3. Factors That Make Conflict Intractable
In his BI Knowledge Base Essay on Identity Issues, Lou Kriesberg wrote:
Developing a sense of self is an essential part of every individual becoming a mature person. Each person's self-conception is a unique combination of many identifications, identifications as broad as woman or man, Catholic or Muslim, or as narrow as being a member of one particular family. Although self-identity may seem to coincide with a particular human being, identities are actually much wider than that. They are also collective -- identities extend to countries and ethnic communities, so that people feel injured when other persons sharing their identity are injured or killed. Sometimes people are even willing to sacrifice their individual lives to preserve their identity group(s).

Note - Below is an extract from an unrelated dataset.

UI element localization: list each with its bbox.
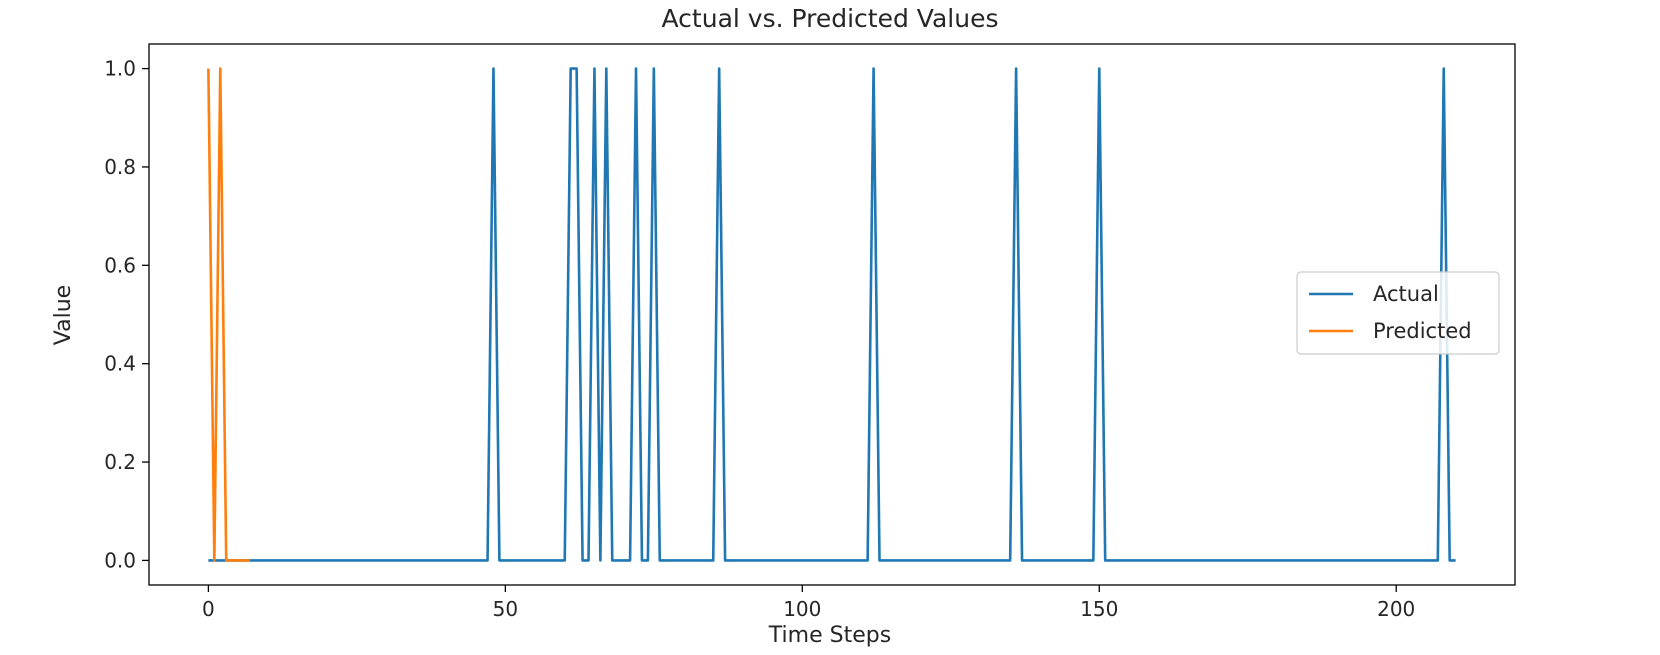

Since one's identity is a particularly important human need, if that identity is demeaned, questioned, denied, or threatened, an intractable conflict is likely to result. In the same essay, Lou listed types of identities that were likely to lead to intractable conflict. These included:
Persistent Identities: The protracted nature of many ethnic conflicts depends on the persistence of the ethnic groups, deriving from socialization within the group and from suffering resulting from discrimination and exclusion by other ethnic groups.
Primary Identities: Conflicts related to highly significant identities have a tendency to persist, since threats to those identities are not easily put aside.

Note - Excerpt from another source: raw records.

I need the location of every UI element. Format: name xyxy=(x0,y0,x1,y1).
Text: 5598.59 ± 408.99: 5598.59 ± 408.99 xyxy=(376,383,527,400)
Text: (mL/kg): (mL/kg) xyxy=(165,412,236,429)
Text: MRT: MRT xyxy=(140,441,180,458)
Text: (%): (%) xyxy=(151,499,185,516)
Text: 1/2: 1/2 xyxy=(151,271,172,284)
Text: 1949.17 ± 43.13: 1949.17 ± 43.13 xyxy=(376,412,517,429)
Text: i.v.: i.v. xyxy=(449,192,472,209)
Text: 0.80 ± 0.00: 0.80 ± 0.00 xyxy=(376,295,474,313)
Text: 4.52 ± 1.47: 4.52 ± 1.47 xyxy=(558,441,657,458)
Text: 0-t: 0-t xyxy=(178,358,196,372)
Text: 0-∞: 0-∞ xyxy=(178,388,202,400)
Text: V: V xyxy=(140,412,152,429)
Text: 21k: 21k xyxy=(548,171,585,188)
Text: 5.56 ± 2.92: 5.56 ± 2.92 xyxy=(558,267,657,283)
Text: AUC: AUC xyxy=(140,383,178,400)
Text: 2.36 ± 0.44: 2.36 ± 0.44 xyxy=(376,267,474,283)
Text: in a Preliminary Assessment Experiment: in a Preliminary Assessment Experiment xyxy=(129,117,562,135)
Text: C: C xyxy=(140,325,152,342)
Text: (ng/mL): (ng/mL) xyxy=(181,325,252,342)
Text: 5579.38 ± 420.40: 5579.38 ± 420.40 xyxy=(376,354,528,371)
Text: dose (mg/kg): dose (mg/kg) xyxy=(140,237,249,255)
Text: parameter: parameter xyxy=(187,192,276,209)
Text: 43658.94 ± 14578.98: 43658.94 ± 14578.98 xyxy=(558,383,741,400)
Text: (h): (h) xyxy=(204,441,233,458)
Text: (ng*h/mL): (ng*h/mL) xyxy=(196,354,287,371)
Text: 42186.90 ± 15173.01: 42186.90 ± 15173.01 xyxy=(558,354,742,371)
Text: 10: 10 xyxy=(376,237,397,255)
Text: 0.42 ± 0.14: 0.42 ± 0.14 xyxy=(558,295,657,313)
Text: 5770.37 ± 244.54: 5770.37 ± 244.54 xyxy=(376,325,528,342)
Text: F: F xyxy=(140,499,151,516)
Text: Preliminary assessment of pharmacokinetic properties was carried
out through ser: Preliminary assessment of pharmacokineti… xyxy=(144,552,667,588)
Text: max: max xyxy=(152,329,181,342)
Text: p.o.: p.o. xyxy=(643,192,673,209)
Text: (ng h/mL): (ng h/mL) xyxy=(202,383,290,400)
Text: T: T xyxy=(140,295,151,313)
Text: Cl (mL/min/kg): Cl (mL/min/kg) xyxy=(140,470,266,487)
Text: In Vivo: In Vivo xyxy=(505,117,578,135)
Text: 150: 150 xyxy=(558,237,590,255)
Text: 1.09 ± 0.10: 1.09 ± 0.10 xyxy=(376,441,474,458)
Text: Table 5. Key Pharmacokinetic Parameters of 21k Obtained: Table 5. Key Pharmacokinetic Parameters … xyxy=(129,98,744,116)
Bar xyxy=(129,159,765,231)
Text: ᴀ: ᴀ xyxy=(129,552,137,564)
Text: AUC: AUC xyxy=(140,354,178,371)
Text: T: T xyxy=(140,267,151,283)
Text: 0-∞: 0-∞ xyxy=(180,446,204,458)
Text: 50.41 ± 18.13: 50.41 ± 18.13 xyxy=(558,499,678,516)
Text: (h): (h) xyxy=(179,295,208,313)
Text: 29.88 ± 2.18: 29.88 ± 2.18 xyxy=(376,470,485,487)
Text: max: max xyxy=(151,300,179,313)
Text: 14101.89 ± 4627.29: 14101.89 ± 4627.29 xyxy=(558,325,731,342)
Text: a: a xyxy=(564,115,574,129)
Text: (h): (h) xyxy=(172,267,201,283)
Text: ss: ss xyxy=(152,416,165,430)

Non-Compromising Identities: Members of groups that place a high priority on being honored and being treated with deference may have difficulty making compromises for or respecting other groups.
Views of the "Other:" If "the other" is seen as subhuman, even denigrated as vermin, they are more easily subjected to gross human rights violations and even genocide. If enemy people are regarded as evil, then extreme methods are justified to destroy them. Obviously, the targets of such characterizations will reject them and may subsequently reciprocate such hate.
Inclusivity: Inclusive identities (ones that welcome others to join them) are less prone to foster intractable conflict.
Nationalism: Nationalism as an ideology asserts that nations or groups of people who share a common history and destiny have the right to have a territory or state of their own. Furthermore, nationalist sentiments often are a variant of ethnocentrism, the tendency to see one's own group as superior and more deserving of respect than all others. Both ideologies can lead to intractability.
Victimhood: People who see themselves as victims of oppression and domination by others tend to make people feel threatened and mistrustful. Fearing attacks, they may act to prevent them, but in ways that the other side likewise experiences as threats. The result can be self-perpetuating destructive struggles.
To the extent one's identity falls into one or more of these categories, and particularly when all adversaries' identities feel threatened, destructive intractable conflict is likely to occur.